Wednesday, 10 May 2017

The third Moon Prize* goes to melanie j zipin's moving poem "but love"—backdating to the full moon of November 14, 2016. Congratulations on a mesmerizing poem, melanie j zipin.


but love (is memory)

by melanie j zipin

sometimes sadness washes over you
and you just stand in the rain and get soaked
drenched
unmoving
inconsolable
blinded by grief masked in tears –

you don’t care
there’s nothing you want to see
nowhere you want to go
buckled – gutted by waves of pure sorrow
drowning
gulping in air

maybe that’s where you need to be
time is suspended
everything goes still
silent utters
forever changed

when the sun comes out, it’s unwelcome
and yet…
a baby cries – or laughs
and we respond
we must
we are still here
we are alive

we refocus
we engage
reluctantly
inevitably
continuing
until it’s our turn to let go

this is what we’re made of -
this is what we’re left with - -
this is what we leave - - -

- stardust
- - broken hearts
- - - storm clouds

and whatever’s next

even memories can fade
but we know how they made us feel
what we are connected with

what can we take with us?
what do we leave behind?

nothing that will last.
nothing that is permanent
nothing at all
but love


* * * * *


* The Moon Prize ($91) is awarded once a month on the full moon for a story or poem posted in Writing In A Woman's Voice during the moon cycle period preceding the full moon. I don't really want this to be competition. I simply want to share your voices. And then I want to pick one voice during a moon cycle for the prize. I fund this with 10% of my personal modest income. I wish I could pay for each and every poem or story, but I am not that rich. (Yet?) For a little while only there will be two awards each month, on the day of the full moon and the day after, until I catch up with past postings.
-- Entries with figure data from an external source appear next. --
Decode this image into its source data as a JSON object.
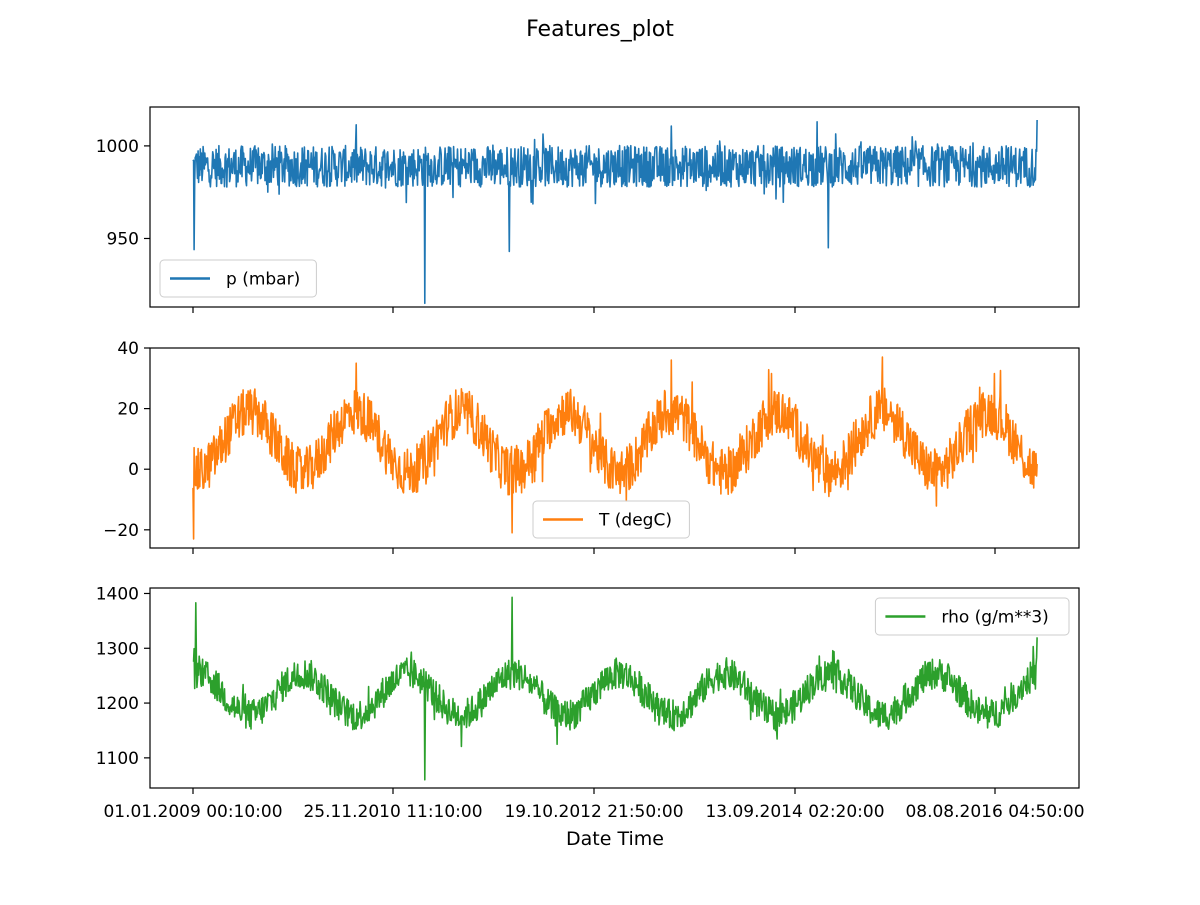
{
  "figure": {
    "title": "Features_plot",
    "xlabel": "Date Time",
    "x_tick_labels": [
      "01.01.2009 00:10:00",
      "25.11.2010 11:10:00",
      "19.10.2012 21:50:00",
      "13.09.2014 02:20:00",
      "08.08.2016 04:50:00"
    ]
  },
  "chart_data": [
    {
      "type": "line",
      "series_name": "p (mbar)",
      "color": "#1f77b4",
      "legend": "lower-left",
      "x_ticks": [
        "01.01.2009 00:10:00",
        "25.11.2010 11:10:00",
        "19.10.2012 21:50:00",
        "13.09.2014 02:20:00",
        "08.08.2016 04:50:00"
      ],
      "x_range": [
        "01.01.2009",
        "01.01.2017"
      ],
      "ylim": [
        913,
        1021
      ],
      "yticks": [
        950,
        1000
      ],
      "baseline": 989,
      "noise": 7,
      "seasonal_amp": 0,
      "extremes": [
        {
          "x": "05.01.2009",
          "y": 944
        },
        {
          "x": "15.03.2011",
          "y": 915
        },
        {
          "x": "01.01.2012",
          "y": 943
        },
        {
          "x": "10.01.2015",
          "y": 945
        },
        {
          "x": "01.12.2014",
          "y": 1013
        },
        {
          "x": "01.01.2017",
          "y": 1014
        }
      ]
    },
    {
      "type": "line",
      "series_name": "T (degC)",
      "color": "#ff7f0e",
      "legend": "lower-center",
      "x_ticks": [
        "01.01.2009 00:10:00",
        "25.11.2010 11:10:00",
        "19.10.2012 21:50:00",
        "13.09.2014 02:20:00",
        "08.08.2016 04:50:00"
      ],
      "x_range": [
        "01.01.2009",
        "01.01.2017"
      ],
      "ylim": [
        -26,
        40
      ],
      "yticks": [
        -20,
        0,
        20,
        40
      ],
      "baseline": 9,
      "noise": 5,
      "seasonal_amp": 10,
      "extremes": [
        {
          "x": "02.01.2009",
          "y": -23
        },
        {
          "x": "10.01.2012",
          "y": -21
        },
        {
          "x": "20.07.2010",
          "y": 35
        },
        {
          "x": "15.07.2013",
          "y": 36
        },
        {
          "x": "15.07.2015",
          "y": 37
        }
      ]
    },
    {
      "type": "line",
      "series_name": "rho (g/m**3)",
      "color": "#2ca02c",
      "legend": "upper-right",
      "x_ticks": [
        "01.01.2009 00:10:00",
        "25.11.2010 11:10:00",
        "19.10.2012 21:50:00",
        "13.09.2014 02:20:00",
        "08.08.2016 04:50:00"
      ],
      "x_range": [
        "01.01.2009",
        "01.01.2017"
      ],
      "ylim": [
        1045,
        1410
      ],
      "yticks": [
        1100,
        1200,
        1300,
        1400
      ],
      "baseline": 1216,
      "noise": 18,
      "seasonal_amp": -38,
      "extremes": [
        {
          "x": "10.01.2009",
          "y": 1383
        },
        {
          "x": "10.01.2012",
          "y": 1393
        },
        {
          "x": "15.03.2011",
          "y": 1060
        },
        {
          "x": "01.01.2017",
          "y": 1320
        }
      ]
    }
  ]
}
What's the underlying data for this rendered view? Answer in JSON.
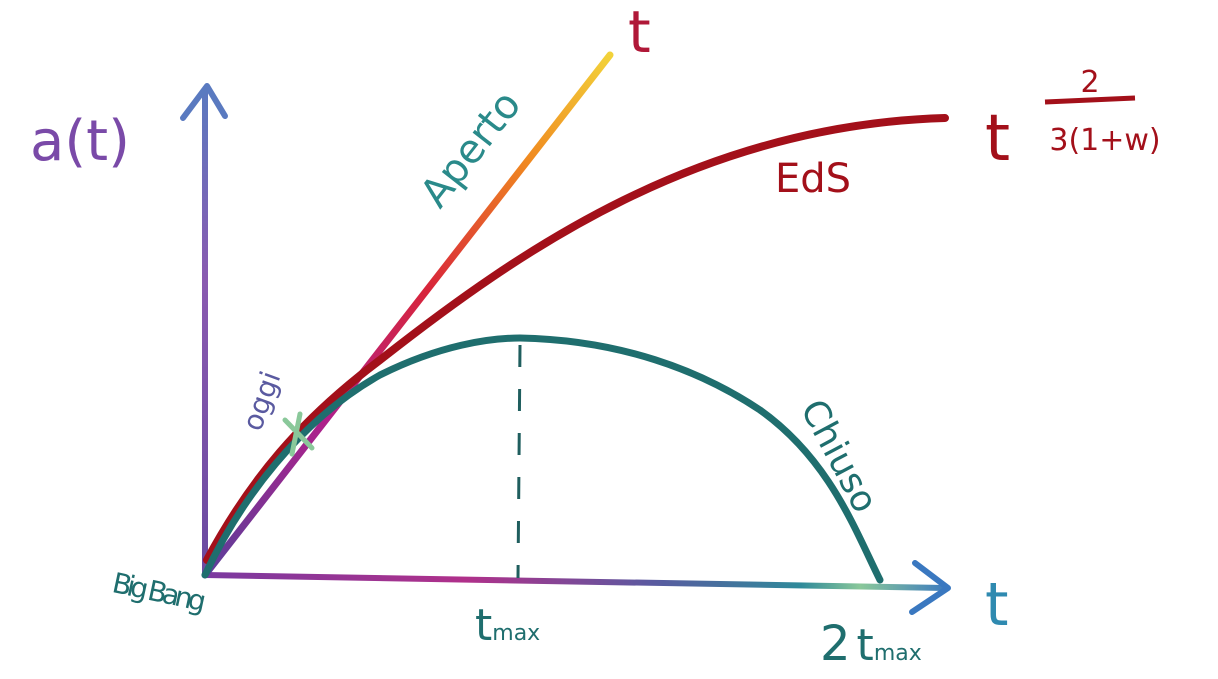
{
  "axes": {
    "y_label": "a(t)",
    "x_label": "t"
  },
  "curves": {
    "open": {
      "name": "Aperto",
      "law": "t"
    },
    "flat": {
      "name": "EdS",
      "law_base": "t",
      "law_exp_num": "2",
      "law_exp_den": "3(1+w)"
    },
    "closed": {
      "name": "Chiuso"
    }
  },
  "markers": {
    "today": "oggi",
    "origin": "Big Bang",
    "t_max": {
      "base": "t",
      "sub": "max"
    },
    "two_t_max": {
      "coef": "2",
      "base": "t",
      "sub": "max"
    }
  }
}
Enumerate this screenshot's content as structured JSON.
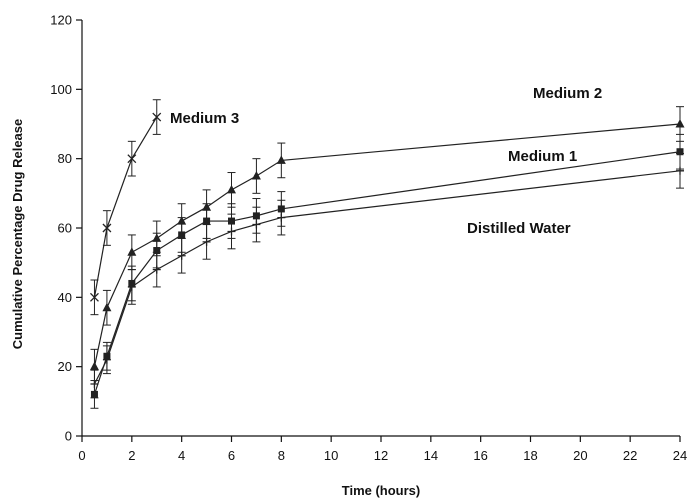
{
  "chart_data": {
    "type": "line",
    "title": "",
    "xlabel": "Time (hours)",
    "ylabel": "Cumulative Percentage Drug Release",
    "xlim": [
      0,
      24
    ],
    "ylim": [
      0,
      120
    ],
    "xticks": [
      0,
      2,
      4,
      6,
      8,
      10,
      12,
      14,
      16,
      18,
      20,
      22,
      24
    ],
    "yticks": [
      0,
      20,
      40,
      60,
      80,
      100,
      120
    ],
    "grid": false,
    "legend": "none (series labeled directly on plot)",
    "series": [
      {
        "name": "Medium 3",
        "marker": "x",
        "x": [
          0.5,
          1,
          2,
          3
        ],
        "y": [
          40,
          60,
          80,
          92
        ],
        "err": [
          5,
          5,
          5,
          5
        ]
      },
      {
        "name": "Medium 2",
        "marker": "triangle",
        "x": [
          0.5,
          1,
          2,
          3,
          4,
          5,
          6,
          7,
          8,
          24
        ],
        "y": [
          20,
          37,
          53,
          57,
          62,
          66,
          71,
          75,
          79.5,
          90
        ],
        "err": [
          5,
          5,
          5,
          5,
          5,
          5,
          5,
          5,
          5,
          5
        ]
      },
      {
        "name": "Medium 1",
        "marker": "square",
        "x": [
          0.5,
          1,
          2,
          3,
          4,
          5,
          6,
          7,
          8,
          24
        ],
        "y": [
          12,
          23,
          44,
          53.5,
          58,
          62,
          62,
          63.5,
          65.5,
          82
        ],
        "err": [
          4,
          4,
          5,
          5,
          5,
          5,
          5,
          5,
          5,
          5
        ]
      },
      {
        "name": "Distilled Water",
        "marker": "plus",
        "x": [
          0.5,
          1,
          2,
          3,
          4,
          5,
          6,
          7,
          8,
          24
        ],
        "y": [
          15,
          22,
          43,
          48,
          52,
          56,
          59,
          61,
          63,
          76.5
        ],
        "err": [
          4,
          4,
          5,
          5,
          5,
          5,
          5,
          5,
          5,
          5
        ]
      }
    ]
  }
}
Why 91? 91 is a mystical number for me. It is 7 times 13. 13 is my favorite number. (7 isn't half bad either.) There are 13 moons in a year. I call 13 my feminist number, reasoning that anything that was declared unlucky in a patriarchal world has to be mysteriously excellent. Then there are 4 times 91 days in a year (plus one day or two days in leap years), so approximately 91 days each season. In some Mayan temples there are or were 91 steps on each of four sides. Anyway, that's where the number 91 comes from, not to mention that it's in the approximate neighborhood of 100.